Masyarakat yang diketahui adalah seorang perempuan itu, mempersoalkan petugas Puskesmas Anggrek yang tak siap diruang Stasiun Perawat, sebab ternyata sedang beristihat di Rumah Dinas Perawat yang lokasinya tak jauh dari ruang Stasiun Perawat. Mungkin, saat itu adalah jam istirahat.
Dengan nampak emosional, perempuan yang diketahui adalah salah satu politisi di Kabupaten Gorut itu, kemudian melontarkan kata-kata protesnya, menandakan kekecewaan terhadap Petugas Kesehatan (Nakes) Puskesmas Anggrek, yang saat itu baru muncul dari Rumah Dinas Perawat Puskesmas.
Baca juga:Puskesmas Anggrek dan ‘Kantor Itu’, Serupa Tapi Tak Sama
Video ini pun, langsung menyita perhatian publik dan menuai bermacam tanggapan. Seperi biasa, hal-hal seperti ini, ada yang pro dan ada yang kontra. Namun, dalam hal ini, saya tidak memposisikan diri pada kedua-duanya, baik di pihak yang pro maupun yang kontra.
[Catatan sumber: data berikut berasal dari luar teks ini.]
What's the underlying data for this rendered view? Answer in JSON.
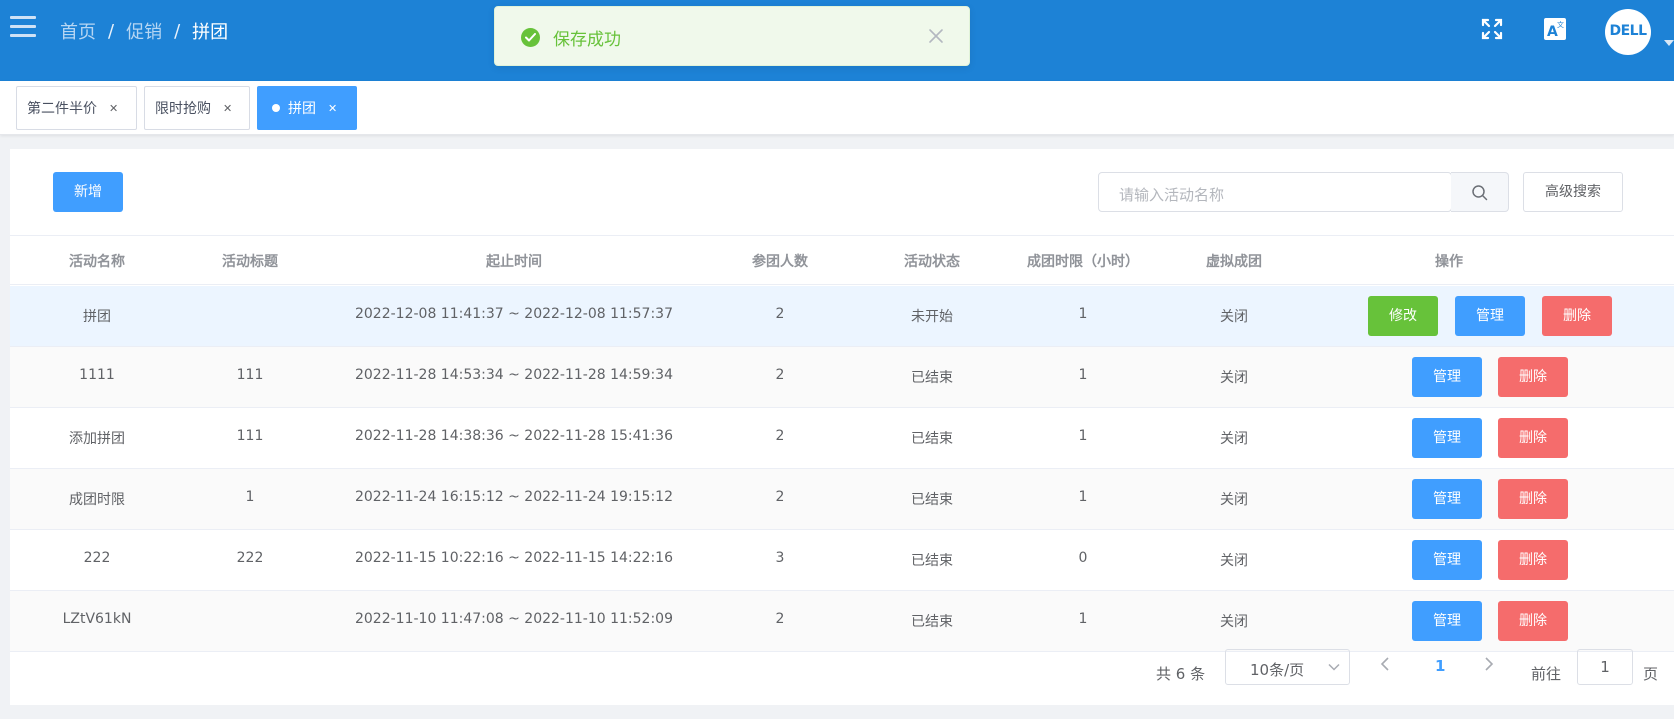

Saya, hanya menuliskan sebuah “catatan kecil” ini, untuk setidaknya membantu memberikan referensi dan edukasi kepada publik, untuk normatif menyikapi persoalan yang ada di Puskesmas Anggrek. Tentu, dengan tidak ingin menghakimi pihak Puskesmas Anggrek, dan bukan juga berpihak sepenuhnya pada masyarakat yang mengajukan protes.
Mengapa saya tertarik membuat tulisan soal ini? Jawabannya, karena saya sempat mengalami hal serupa tapi tak sama di tahun 2024 ini juga, dan di Kabupaten Gorut pula. Saat itu, saya membutuhkan pelayanan dari salah satu instansi di Kabupaten Gorut pada malam hari sekitar pukul 21:00 Wita.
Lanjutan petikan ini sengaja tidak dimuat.